The exact path family is configuration-driven, but the conceptual structure is stable: one manuscript identity, one managed local workspace, multiple derived asset types.

Why Staging Exists

Staging protects against partial and interrupted downloads. Validated output can be promoted only when the configured policy allows it.

This matters because manuscript downloads are large and failure-prone. A temporary page set may exist before the final scans/ folder is considered trustworthy enough for normal local workflows.

Scans Versus Thumbnails

Scriptoria distinguishes between the canonical local scans and their derivative previews.

  • Scans are the primary local page images.
  • Thumbnails are cached reduced-size images used in grid views and export inspection.
  • Hover previews are larger-than-thumbnail derivatives intended for quick inspection without loading the full scan.

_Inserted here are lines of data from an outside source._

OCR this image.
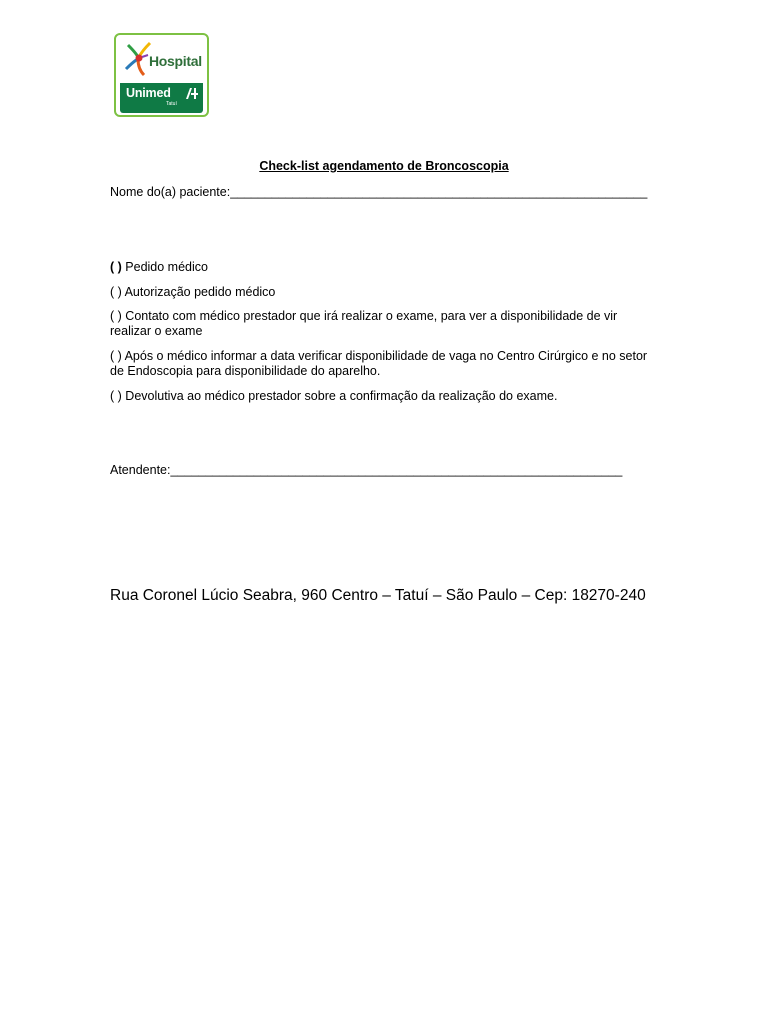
Hospital
Unimed
Tatuí
Check-list agendamento de Broncoscopia
Nome do(a) paciente:____________________________________________________________
( ) Pedido médico
( ) Autorização pedido médico
( ) Contato com médico prestador que irá realizar o exame, para ver a disponibilidade de vir realizar o exame
( ) Após o médico informar a data verificar disponibilidade de vaga no Centro Cirúrgico e no setor de Endoscopia para disponibilidade do aparelho.
( ) Devolutiva ao médico prestador sobre a confirmação da realização do exame.
Atendente:_________________________________________________________________
Rua Coronel Lúcio Seabra, 960 Centro – Tatuí – São Paulo – Cep: 18270-240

The derivative cache can be pruned. The scans remain the primary working assets.

Local Versus Remote Reading State

Storage and reading mode are connected but not identical.

  • An item may exist locally in Library while still reading remotely in Studio.
  • An item may have some local scans but still be incomplete.
  • A local manifest can exist before the scan set is complete.

That is why Scriptoria records flags such as local manifest availability, local scan availability, and current read-source mode instead of collapsing everything into a single boolean.

Core Rule

Documentation and code should describe storage through managed path families and policies, not through hardcoded absolute assumptions.